En France, 12 millions de personnes sont considérées comme neuroatypiques. Après avoir fondé Rose Magazine pour les femmes atteintes de cancer, la journaliste Céline Lis-Raoux veut monter qu’"il n’y a pas de destinée de l’échec" pour celles et ceux qui pensent et réagissent différemment de la norme.
00:00C'est aujourd'hui la journée nationale de sensibilisation au TDAH, le trouble de déficit de l'attention avec ou sans hyperactivité.
00:08Et à cette occasion, Céline Meydarco, votre invitée média, est la fondatrice et directrice d'un magazine consacré au neuroatypique, il s'appelle Zèbres & Compagnie.
00:15Céline Lysraou, bonjour.
00:17Bonjour.
00:17Et merci d'être là pour que tout le monde comprenne, le TDAH fait partie de la neuroatypie, mais il y a aussi le spectre de l'autisme, les troubles dys, dyslexie, dyspraxie, etc.
00:28Zèbres & Compagnie s'adresse à toutes ces personnes qui ont des fonctionnements cognitifs différents, des standards, c'est ça qu'on peut dire, pour résumer, pour aller assez vite ?
00:40Oui, c'est ça la neuroatypie, c'est la neurodiversité, c'est la capacité de l'être humain à être différent dans la manière de penser et d'envisager les choses.

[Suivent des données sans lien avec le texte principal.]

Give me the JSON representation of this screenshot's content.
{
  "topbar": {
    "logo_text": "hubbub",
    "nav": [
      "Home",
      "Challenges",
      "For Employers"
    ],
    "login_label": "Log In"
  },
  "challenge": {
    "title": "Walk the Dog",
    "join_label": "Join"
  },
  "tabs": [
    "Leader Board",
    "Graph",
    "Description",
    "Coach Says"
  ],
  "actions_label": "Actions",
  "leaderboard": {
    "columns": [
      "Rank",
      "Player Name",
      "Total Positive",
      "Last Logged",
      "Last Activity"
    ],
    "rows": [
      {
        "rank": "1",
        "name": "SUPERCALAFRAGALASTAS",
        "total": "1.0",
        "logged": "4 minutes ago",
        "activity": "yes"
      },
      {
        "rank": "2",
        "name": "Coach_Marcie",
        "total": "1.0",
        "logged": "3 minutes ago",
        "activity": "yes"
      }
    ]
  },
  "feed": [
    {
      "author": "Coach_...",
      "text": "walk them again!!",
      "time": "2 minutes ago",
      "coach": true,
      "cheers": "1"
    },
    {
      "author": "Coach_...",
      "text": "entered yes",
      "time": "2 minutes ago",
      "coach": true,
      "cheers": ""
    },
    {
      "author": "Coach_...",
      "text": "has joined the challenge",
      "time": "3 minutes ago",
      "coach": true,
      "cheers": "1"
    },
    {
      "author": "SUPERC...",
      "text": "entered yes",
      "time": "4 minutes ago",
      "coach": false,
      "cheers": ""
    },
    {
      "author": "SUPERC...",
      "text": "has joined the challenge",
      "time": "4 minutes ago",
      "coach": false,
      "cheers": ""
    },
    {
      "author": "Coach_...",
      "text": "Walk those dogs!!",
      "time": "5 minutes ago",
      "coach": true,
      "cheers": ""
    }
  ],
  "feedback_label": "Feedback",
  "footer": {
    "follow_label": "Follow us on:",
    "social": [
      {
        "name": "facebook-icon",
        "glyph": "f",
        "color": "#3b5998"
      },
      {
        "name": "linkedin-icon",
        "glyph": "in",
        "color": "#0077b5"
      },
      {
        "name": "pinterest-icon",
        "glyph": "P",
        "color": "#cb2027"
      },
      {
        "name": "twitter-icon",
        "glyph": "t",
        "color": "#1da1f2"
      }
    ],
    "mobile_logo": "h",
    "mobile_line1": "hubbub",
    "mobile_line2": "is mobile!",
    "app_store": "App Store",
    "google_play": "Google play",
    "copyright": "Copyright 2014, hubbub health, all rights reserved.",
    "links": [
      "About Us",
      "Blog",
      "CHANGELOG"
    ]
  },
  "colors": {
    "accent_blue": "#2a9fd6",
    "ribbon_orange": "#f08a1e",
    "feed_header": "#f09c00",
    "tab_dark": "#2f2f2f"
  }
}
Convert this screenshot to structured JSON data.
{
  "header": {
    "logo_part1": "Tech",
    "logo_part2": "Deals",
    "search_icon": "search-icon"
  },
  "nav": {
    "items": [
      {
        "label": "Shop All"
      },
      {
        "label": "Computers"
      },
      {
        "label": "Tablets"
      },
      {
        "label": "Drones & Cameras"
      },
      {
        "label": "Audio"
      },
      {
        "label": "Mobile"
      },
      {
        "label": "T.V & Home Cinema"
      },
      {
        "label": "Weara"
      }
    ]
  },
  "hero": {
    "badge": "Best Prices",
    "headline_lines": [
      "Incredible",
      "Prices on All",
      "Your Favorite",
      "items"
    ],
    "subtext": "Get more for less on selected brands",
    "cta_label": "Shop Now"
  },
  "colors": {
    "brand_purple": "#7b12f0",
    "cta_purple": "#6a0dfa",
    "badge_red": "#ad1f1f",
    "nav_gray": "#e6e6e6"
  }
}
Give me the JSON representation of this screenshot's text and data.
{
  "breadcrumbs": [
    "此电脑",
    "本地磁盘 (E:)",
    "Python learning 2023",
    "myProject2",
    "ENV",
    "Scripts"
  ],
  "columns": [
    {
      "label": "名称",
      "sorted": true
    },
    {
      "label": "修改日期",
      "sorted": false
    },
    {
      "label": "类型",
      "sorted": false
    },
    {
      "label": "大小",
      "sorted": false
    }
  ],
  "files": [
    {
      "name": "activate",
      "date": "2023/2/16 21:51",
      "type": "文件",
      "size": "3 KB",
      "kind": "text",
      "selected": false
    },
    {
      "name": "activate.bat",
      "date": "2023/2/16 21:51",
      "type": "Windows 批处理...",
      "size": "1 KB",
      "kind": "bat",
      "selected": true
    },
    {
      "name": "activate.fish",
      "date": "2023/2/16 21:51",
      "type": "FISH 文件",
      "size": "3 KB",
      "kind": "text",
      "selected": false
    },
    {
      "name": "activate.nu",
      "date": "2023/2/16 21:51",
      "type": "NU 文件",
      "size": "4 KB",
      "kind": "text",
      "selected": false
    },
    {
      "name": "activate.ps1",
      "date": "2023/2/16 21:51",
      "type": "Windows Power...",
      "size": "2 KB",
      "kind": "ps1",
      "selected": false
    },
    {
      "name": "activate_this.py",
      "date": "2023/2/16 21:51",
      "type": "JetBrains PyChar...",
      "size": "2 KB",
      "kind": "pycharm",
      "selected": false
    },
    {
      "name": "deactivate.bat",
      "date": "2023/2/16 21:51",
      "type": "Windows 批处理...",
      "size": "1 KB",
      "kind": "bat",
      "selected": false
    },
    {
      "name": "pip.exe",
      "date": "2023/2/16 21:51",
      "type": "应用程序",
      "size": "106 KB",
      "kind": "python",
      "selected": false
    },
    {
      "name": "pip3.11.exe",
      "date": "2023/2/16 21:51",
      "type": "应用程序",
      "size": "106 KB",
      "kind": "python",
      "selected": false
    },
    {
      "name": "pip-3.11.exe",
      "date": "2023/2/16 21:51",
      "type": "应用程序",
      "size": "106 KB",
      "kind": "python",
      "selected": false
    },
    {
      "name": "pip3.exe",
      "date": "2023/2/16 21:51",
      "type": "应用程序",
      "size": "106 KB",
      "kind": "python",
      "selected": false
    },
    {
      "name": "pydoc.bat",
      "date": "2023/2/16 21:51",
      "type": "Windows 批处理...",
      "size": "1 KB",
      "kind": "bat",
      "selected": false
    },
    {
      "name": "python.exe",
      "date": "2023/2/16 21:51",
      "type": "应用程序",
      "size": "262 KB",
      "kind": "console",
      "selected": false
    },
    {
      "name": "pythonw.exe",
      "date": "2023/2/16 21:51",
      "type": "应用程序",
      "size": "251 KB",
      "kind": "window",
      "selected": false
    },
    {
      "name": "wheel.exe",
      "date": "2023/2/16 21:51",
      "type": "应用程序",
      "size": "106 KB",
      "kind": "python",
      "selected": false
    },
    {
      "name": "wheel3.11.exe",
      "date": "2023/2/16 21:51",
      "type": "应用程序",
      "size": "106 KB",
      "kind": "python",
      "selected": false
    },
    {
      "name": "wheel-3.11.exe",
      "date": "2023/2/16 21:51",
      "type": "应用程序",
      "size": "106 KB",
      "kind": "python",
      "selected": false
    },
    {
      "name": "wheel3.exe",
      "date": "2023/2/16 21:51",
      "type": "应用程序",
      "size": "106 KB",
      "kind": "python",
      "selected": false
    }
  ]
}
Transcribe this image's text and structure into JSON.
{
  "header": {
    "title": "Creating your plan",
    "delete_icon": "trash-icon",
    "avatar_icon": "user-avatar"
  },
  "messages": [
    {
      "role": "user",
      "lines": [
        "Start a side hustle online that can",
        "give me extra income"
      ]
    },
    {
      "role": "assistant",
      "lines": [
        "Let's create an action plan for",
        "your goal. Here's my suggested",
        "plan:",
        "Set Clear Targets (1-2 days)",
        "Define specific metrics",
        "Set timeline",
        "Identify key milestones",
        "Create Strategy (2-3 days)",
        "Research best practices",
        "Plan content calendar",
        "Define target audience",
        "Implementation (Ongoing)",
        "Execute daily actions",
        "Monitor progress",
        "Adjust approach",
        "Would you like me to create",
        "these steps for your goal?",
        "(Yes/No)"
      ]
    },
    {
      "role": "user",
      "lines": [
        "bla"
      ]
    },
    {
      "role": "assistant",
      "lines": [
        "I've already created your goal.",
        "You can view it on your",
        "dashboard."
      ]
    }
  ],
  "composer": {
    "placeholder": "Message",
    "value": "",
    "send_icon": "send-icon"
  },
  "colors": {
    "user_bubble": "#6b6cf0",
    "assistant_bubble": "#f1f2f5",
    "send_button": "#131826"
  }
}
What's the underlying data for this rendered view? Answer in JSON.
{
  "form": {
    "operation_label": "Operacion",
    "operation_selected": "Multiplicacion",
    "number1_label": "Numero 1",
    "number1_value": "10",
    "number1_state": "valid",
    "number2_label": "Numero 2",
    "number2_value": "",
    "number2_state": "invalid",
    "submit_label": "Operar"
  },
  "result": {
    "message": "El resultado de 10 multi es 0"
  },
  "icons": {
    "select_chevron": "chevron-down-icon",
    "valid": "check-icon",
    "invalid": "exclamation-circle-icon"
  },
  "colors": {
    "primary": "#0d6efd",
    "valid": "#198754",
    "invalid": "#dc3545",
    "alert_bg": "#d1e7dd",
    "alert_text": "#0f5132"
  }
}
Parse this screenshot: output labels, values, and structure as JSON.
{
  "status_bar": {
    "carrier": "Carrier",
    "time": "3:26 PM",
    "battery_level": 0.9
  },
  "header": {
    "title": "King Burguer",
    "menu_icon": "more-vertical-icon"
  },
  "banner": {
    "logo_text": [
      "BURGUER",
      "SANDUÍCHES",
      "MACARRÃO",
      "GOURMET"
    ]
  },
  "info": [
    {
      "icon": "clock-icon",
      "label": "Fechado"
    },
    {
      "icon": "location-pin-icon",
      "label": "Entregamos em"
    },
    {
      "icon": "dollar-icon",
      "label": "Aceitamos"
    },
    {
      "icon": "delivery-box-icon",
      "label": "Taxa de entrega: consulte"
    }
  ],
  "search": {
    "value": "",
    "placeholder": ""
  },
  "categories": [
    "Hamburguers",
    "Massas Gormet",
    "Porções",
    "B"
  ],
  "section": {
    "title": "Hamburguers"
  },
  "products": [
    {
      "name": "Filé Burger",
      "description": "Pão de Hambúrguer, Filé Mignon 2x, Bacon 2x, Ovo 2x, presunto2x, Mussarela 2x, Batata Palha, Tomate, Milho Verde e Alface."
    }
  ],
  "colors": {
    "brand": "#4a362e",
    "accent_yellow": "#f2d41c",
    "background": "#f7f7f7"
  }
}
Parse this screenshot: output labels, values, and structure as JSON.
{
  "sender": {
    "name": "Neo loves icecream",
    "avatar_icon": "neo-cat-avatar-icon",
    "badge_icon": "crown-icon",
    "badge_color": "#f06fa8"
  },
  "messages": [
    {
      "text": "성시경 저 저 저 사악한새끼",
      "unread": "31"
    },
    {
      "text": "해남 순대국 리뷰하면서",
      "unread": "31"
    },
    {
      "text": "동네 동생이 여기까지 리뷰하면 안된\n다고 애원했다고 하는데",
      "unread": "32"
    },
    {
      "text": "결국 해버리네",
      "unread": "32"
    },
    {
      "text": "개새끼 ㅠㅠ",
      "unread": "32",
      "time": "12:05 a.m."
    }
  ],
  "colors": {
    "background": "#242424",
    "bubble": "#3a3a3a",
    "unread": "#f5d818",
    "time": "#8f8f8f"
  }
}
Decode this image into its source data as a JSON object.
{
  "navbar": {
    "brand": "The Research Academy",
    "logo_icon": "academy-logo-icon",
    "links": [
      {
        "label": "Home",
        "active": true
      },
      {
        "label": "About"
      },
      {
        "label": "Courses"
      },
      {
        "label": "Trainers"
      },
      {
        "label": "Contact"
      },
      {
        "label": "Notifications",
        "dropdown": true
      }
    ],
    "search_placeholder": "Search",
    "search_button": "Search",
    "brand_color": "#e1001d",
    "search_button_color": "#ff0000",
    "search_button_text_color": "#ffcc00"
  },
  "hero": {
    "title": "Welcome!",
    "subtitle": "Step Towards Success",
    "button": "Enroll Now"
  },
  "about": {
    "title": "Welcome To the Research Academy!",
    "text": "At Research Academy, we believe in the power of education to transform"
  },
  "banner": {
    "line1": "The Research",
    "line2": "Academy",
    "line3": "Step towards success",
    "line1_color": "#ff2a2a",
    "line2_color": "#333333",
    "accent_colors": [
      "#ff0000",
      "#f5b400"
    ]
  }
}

00:47Alors vous sortez le troisième numéro de ce magazine qui est un trimestriel.
00:50Je suppose que vous auriez aimé en être une lectrice parce que vous avez deux enfants neuroatypiques.
00:56Or, il n'existait aucun journal pour les 12 millions de personnes concernées.
01:00Vous, vous vous êtes souvent senti démuni, perdu, seul au monde ?
01:04On est souvent démuni quand on est parent parce qu'on se retrouve face à la différence de nos enfants.
01:09La différence en général, elle se révèle à l'école parce que quand les enfants sont dans le cadre de la vie privée à la famille,
01:15on se dit « bon, il est un peu comme ci, il est un peu comme ça, il est un peu agité, il est un peu fatigant parfois ».
01:20Et puis c'est à l'école où on vous dit « le gamin, il tombe de la chaise, il répond ça, il n'est pas assez attentif ».
01:26Et c'est quand votre enfant est confronté à la norme, une fois de plus, c'est une question de norme, qu'on se dit « ah ouais, là, ça va être compliqué ».
01:33Et là, pour les parents, comment ? D'abord, c'est un tsunami, c'est un tsunami émotionnel.
01:37On se dit « pour mon enfant, ça va être plus compliqué que les autres, est-ce qu'il va y arriver ? »
01:41Et puis souvent, les parents, on se dit « est-ce qu'on a fait quelque chose qu'il ne fallait pas ? Est-ce que je ne l'ai pas bien élevé ? »
01:47Parce qu'il y a aussi cette petite musique derrière, « il n'est pas bien élevé, il ne sait pas respecter les règles, etc. »
01:53Et puis à un moment, on se retrouve démunis face à l'institution scolaire et notre job de parent, c'est de suivre nos enfants.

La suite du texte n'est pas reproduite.